Join the OpenInfra Edge Computing Group to talk about edge conundrums and how to turn them into solutions
After a brief introduction to the Day 0, 1, 2/N concepts, the scheduled two hours will be dedicated to the exploration of the preparation phase of your edge buildout. The topics include a deep dive into how automation is critical, the creation of vanilla templates with variables that can be inserted during Day 2 deployment, site prep work and all the challenges with laying the groundwork for a successful and repeatable edge deployment. If time allows we will also explore new use cases, which is always timely as a growing number of industry segments are getting ready for production deployments.

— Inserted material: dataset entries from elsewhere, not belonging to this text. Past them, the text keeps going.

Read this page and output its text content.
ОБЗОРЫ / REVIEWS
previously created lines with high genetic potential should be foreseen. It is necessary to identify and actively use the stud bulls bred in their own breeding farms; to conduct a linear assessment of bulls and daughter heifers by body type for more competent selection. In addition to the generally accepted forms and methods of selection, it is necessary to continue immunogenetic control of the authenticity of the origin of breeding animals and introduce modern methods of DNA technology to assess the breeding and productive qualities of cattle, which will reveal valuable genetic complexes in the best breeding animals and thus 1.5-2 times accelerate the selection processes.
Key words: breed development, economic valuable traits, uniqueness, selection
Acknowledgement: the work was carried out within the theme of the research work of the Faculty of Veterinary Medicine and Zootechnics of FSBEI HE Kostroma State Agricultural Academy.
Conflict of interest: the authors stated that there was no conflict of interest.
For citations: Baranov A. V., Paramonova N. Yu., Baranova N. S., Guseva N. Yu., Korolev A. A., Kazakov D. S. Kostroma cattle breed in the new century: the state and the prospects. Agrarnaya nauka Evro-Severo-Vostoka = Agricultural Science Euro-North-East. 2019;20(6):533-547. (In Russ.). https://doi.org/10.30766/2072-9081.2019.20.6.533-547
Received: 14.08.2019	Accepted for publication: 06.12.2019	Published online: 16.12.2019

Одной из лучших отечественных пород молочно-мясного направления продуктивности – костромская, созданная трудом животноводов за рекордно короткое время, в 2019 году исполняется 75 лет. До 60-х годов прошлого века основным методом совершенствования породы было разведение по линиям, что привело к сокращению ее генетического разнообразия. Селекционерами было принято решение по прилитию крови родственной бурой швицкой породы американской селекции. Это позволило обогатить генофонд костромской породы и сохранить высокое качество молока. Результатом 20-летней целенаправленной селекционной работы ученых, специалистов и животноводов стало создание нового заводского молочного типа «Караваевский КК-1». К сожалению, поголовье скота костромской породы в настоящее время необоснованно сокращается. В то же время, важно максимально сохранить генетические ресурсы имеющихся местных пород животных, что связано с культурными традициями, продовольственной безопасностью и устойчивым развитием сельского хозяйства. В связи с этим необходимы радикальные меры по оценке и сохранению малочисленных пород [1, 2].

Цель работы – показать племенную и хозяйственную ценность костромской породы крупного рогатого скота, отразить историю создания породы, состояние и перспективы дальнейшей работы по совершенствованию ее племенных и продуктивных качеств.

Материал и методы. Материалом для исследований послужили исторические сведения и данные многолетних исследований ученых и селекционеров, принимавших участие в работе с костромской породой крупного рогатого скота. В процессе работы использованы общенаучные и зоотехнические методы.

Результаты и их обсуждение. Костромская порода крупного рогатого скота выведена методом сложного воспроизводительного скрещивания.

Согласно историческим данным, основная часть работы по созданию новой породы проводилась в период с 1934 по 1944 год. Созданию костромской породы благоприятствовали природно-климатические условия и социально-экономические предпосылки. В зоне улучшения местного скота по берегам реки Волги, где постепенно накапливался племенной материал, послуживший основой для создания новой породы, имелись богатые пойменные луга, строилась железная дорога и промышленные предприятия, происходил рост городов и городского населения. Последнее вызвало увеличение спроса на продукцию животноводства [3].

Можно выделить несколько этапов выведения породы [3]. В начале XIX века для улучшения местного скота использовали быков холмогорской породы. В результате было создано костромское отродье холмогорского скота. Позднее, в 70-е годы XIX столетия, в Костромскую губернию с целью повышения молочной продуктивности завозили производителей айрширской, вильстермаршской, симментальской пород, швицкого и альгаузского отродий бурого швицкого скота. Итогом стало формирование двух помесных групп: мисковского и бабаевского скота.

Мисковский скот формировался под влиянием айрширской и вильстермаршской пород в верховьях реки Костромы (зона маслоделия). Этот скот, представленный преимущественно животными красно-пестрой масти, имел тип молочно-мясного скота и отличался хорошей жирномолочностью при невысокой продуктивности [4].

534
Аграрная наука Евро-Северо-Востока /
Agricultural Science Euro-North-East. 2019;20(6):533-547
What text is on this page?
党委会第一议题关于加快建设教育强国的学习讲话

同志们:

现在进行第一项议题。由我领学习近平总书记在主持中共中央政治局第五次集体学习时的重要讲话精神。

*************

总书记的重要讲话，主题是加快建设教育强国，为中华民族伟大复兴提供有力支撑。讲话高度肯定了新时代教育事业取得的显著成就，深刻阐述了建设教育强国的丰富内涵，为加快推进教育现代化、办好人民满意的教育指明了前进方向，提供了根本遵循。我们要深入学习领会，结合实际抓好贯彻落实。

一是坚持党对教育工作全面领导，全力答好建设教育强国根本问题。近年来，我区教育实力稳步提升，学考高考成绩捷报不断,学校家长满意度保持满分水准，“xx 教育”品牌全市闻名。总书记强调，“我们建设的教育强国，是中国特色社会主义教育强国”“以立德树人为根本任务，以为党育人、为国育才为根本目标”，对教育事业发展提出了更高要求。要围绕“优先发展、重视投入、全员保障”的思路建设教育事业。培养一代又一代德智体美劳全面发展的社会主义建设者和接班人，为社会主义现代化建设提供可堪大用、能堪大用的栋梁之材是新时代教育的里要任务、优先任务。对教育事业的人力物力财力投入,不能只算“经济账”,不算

This day is dedicated for ‘Day-1’ activities, which is where things get really exciting! We will be discussing deployment and configuration challenges. How can you automate the insertion of site-specific variables, such as IP addresses as you deploy edge out to hundreds or thousands of highly distributed locations? Another session will explore how to validate that the deployment was successful and verify your infrastructure during the stages of the overall deployment process. And finally, a discussion of deploying infrastructure over a Zero Trust environment, as security needs to be taken into consideration, would not be out of place.
So you have finally deployed all your sites and you are ready to support them in operations. Now what? The sessions on our last day will focus on on ‘Day- 2, or as some call it ‘Day-n’, operations. Just because your infrastructure and workloads are all operational, does not mean that you can afford to sit back and relax! In production, you need to figure out how to best operate and maintain your infrastructure to keep your workloads running smoothly. We will discuss the challenges and potential solutions with a focus on automation, Infrastructure as Code and more. Some specific topics include:
- Infrastructure as Code
- GitOps
- How configuration changes trigger automated processes (validation and other sequences)
- Patching and library/repository management
- log4j, CentOS changes, and more
- Automation
- How do you trigger updates and changes?
- Trouble ticket creation based on monitoring of network/nodes
- Testing/root cause analysis triggered by trouble ticket creation
As you can see from this brief overview, we have much work to cover in a short amount of time, as there are many components that need to be taken into consideration as your edge infrastructure moves from an idea into deployment and production. We hope that by organizing the topics by deployment stage, this will spark fruitful discussions. We encourage anyone who has an interest in how to turn edge computing, and that includes — individuals and organizations from open source communities, standards bodies, vendors, architects, and developers — into a thriving reality to join the sessions!
The Edge Computing Group is a working group comprised of architects and engineers across large enterprises, telecoms and technology vendors working to define and advance edge cloud computing. The focus is open infrastructure technologies, not exclusive to OpenStack.